Jahanggir Hossain Setu, Nabarun Halder, Ashraful Islam, M. Ashraful Amin

Published: 01 Jan 2025, Last Modified: 09 Oct 2025IEEE Access 2025EveryoneRevisionsBibTeXCC BY-SA 4.0

Abstract: Phishing is a pervasive form of cybercrime where malicious websites deceive users into revealing sensitive information, e.g., passwords and credit card details. Despite advances in cybersecurity, accurately detecting phishing websites remains challenging due to the absence of universally accepted identification parameters.

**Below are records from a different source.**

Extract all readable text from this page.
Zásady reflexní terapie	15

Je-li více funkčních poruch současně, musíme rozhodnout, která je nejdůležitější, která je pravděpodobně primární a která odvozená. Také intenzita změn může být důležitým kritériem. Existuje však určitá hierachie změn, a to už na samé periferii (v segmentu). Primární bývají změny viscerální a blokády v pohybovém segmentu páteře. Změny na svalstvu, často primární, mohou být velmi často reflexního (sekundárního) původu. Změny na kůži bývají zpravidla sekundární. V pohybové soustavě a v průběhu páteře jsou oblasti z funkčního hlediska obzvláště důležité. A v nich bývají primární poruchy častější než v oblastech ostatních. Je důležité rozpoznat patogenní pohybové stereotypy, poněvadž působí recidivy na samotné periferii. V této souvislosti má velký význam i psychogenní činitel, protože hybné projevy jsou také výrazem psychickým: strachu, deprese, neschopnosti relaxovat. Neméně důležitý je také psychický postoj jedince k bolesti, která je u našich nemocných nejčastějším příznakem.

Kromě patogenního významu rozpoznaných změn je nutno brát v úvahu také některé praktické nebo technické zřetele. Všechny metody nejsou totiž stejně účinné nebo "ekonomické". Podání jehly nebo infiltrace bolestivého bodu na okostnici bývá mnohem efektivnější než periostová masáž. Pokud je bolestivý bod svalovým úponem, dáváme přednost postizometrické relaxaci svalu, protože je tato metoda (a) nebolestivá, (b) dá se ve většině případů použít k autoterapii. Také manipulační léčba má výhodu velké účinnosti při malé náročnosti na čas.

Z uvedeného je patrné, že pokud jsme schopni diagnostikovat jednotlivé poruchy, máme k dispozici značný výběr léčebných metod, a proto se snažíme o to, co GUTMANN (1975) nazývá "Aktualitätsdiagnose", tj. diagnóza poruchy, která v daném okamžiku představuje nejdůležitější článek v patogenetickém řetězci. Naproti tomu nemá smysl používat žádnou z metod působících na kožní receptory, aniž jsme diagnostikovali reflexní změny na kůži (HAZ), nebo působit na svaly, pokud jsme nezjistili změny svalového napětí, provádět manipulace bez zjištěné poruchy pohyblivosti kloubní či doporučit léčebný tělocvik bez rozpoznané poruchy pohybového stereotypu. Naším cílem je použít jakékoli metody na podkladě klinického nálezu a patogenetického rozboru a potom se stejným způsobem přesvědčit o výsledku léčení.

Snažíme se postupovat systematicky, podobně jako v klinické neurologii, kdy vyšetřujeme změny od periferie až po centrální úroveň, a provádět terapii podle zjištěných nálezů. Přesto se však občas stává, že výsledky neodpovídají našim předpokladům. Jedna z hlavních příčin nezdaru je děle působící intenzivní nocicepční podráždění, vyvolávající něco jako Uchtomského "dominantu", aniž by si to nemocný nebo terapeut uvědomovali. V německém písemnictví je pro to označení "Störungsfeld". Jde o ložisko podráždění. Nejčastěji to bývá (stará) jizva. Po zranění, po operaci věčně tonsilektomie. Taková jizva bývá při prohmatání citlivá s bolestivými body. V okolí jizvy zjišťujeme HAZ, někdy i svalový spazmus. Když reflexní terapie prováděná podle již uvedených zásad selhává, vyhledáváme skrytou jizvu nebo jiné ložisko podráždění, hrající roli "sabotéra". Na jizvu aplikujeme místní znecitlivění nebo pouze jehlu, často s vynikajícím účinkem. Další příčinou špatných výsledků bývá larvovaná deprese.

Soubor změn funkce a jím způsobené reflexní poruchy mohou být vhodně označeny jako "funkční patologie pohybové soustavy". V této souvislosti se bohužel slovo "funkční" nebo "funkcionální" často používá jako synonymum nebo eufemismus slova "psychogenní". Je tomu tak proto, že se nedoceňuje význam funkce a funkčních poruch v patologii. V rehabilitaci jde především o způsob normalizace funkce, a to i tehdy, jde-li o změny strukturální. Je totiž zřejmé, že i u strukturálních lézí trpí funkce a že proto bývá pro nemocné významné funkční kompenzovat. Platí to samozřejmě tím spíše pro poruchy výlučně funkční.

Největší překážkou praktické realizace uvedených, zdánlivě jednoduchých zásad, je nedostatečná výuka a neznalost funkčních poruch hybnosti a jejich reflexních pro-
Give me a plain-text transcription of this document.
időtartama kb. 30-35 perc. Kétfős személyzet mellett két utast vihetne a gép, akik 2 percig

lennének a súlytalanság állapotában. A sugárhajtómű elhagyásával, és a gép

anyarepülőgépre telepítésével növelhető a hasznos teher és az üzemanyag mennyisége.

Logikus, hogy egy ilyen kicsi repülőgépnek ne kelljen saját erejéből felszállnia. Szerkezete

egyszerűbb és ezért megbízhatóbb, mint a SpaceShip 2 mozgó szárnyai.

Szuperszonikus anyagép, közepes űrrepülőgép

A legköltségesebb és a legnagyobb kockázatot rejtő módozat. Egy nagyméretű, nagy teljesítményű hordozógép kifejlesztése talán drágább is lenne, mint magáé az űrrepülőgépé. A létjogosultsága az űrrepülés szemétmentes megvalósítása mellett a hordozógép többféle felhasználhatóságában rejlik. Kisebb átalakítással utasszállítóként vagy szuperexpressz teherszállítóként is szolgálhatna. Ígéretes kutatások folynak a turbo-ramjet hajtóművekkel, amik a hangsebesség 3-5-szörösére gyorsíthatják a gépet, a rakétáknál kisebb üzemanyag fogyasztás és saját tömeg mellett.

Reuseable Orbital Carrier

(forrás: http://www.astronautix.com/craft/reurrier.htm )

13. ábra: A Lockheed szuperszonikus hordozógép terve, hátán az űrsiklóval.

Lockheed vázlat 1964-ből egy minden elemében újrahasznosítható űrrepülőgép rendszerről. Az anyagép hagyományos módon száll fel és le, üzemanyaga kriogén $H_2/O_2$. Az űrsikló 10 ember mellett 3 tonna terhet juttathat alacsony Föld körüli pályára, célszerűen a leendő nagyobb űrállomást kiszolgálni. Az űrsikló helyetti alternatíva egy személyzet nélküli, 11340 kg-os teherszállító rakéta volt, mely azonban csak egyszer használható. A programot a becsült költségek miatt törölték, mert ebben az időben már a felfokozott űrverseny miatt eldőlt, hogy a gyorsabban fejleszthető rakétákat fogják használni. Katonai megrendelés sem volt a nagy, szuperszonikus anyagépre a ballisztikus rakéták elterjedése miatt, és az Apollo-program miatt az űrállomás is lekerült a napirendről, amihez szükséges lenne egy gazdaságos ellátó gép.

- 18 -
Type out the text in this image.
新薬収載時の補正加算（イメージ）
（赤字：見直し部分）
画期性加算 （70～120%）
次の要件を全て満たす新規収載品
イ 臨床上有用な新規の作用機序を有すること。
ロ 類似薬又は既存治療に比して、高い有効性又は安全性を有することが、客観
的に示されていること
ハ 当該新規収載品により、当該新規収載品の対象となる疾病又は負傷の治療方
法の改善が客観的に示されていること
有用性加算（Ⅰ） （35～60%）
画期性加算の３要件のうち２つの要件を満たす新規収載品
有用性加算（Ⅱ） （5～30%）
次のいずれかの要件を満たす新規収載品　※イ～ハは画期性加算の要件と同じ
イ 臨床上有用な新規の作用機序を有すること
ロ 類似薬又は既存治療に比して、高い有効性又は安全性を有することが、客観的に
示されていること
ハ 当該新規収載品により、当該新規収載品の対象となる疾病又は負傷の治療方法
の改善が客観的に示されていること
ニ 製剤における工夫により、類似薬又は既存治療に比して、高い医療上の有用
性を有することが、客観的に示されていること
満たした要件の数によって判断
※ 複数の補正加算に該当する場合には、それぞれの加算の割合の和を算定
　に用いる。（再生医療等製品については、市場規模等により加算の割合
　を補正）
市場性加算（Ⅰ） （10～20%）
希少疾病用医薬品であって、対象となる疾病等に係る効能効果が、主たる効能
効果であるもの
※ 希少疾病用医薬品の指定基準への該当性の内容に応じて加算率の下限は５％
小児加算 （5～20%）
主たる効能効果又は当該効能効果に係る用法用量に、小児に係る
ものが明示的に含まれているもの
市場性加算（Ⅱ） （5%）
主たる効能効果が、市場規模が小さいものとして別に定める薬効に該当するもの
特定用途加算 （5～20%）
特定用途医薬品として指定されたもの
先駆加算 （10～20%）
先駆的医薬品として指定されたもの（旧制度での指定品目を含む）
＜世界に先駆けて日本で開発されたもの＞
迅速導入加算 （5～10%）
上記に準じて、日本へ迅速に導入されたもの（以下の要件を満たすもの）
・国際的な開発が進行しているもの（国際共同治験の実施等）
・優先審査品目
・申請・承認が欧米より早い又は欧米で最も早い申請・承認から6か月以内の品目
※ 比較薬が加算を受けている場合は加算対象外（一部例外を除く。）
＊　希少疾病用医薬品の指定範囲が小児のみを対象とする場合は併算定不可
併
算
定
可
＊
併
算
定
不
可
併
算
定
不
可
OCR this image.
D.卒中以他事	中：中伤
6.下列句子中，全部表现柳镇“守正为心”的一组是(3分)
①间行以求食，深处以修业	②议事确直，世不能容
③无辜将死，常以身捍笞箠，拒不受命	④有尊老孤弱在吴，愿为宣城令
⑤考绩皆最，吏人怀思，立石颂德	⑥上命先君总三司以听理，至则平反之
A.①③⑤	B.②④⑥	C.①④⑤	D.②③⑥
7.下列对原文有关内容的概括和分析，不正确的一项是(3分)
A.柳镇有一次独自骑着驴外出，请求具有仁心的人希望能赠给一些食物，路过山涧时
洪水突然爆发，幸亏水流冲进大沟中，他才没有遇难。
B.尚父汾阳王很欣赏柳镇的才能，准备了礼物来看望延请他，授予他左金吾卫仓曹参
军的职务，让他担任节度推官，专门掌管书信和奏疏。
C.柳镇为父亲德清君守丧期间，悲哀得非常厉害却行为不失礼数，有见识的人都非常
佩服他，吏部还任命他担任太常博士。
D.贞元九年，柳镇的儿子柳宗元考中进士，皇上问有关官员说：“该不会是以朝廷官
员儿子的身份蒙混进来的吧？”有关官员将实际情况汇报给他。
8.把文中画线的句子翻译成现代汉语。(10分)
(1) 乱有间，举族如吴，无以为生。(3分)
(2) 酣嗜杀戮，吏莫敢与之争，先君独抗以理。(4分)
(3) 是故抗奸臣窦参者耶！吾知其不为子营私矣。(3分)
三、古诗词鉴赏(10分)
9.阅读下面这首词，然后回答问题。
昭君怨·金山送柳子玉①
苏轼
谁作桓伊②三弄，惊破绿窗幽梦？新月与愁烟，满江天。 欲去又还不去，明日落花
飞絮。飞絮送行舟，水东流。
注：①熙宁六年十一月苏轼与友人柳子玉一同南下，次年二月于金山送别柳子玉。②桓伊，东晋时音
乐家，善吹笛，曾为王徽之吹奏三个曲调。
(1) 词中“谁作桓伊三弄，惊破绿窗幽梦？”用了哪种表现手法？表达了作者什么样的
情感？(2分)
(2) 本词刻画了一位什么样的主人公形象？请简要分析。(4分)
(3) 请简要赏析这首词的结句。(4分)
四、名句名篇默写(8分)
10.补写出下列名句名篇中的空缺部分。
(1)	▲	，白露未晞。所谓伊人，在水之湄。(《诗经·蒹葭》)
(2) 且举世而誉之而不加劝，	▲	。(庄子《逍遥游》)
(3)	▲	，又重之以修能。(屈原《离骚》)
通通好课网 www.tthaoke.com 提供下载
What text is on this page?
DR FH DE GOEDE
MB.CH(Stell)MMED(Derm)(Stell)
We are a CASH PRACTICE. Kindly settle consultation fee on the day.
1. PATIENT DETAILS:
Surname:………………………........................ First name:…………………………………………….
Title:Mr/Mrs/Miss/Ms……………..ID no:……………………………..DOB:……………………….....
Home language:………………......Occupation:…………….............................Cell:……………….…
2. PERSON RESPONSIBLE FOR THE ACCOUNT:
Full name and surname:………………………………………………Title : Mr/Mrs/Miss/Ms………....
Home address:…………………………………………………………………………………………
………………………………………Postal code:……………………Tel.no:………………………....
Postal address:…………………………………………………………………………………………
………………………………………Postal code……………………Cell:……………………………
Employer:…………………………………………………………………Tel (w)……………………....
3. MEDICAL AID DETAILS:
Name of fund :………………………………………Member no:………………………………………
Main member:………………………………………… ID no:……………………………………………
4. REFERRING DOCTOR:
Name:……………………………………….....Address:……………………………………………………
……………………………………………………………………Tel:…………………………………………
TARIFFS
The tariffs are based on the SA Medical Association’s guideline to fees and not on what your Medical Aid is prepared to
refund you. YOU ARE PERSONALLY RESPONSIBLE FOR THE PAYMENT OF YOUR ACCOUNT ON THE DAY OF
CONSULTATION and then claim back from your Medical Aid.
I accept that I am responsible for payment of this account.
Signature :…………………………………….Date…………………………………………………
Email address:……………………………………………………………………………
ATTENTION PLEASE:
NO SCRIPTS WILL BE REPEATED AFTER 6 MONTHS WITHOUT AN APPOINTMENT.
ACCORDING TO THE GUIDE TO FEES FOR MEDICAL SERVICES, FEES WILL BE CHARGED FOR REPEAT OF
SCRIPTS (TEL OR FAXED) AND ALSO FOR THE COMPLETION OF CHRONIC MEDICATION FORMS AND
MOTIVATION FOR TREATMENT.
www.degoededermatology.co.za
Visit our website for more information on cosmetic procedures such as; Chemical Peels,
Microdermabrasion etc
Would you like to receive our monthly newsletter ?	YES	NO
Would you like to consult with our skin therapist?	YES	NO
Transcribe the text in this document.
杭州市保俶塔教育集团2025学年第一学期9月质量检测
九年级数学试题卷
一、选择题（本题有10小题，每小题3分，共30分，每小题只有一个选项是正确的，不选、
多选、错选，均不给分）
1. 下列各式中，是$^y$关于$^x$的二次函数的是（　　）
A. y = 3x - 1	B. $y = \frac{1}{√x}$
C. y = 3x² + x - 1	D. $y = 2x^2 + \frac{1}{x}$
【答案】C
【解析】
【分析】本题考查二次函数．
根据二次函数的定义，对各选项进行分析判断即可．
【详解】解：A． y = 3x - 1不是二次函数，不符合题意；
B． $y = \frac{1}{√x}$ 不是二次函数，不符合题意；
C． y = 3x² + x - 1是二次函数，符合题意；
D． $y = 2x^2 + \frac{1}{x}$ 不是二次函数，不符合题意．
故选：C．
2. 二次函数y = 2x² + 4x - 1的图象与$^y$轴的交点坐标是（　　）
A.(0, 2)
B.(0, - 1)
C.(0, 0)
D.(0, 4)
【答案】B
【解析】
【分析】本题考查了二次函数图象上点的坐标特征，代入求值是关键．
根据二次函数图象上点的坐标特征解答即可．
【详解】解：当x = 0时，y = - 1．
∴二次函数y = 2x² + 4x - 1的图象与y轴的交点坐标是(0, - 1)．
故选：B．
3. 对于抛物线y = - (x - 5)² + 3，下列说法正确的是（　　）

This study introduces a novel feature selection method, Rough Set Theory-based Hybrid Feature Selection (RSTHFS), to enhance phishing website detection using Machine Learning (ML) techniques. Our approach was evaluated using three diverse datasets containing 2,456, 10,000, and 88,647 instances. The RSTHFS method demonstrated a significant improvement by maintaining an average accuracy rate of 95.48% while reducing the number of features by 69.11% on average. Performance was further assessed using three advanced classifiers: Light Gradient-Boosting Machine (LightGBM), Random Forest (RF), and Categorical Boosting (CatBoost), with CatBoost emerging as the most efficient, achieving the highest accuracy. Additionally, RSTHFS reduced the runtime by 61.43%, highlighting its efficiency. These findings indicate that RSTHFS is not only effective in identifying phishing websites but also accelerates ML processes, providing a reliable and swift approach to feature selection. This work contributes to the field by presenting a robust methodology that enhances the accuracy and speed of phishing detection systems.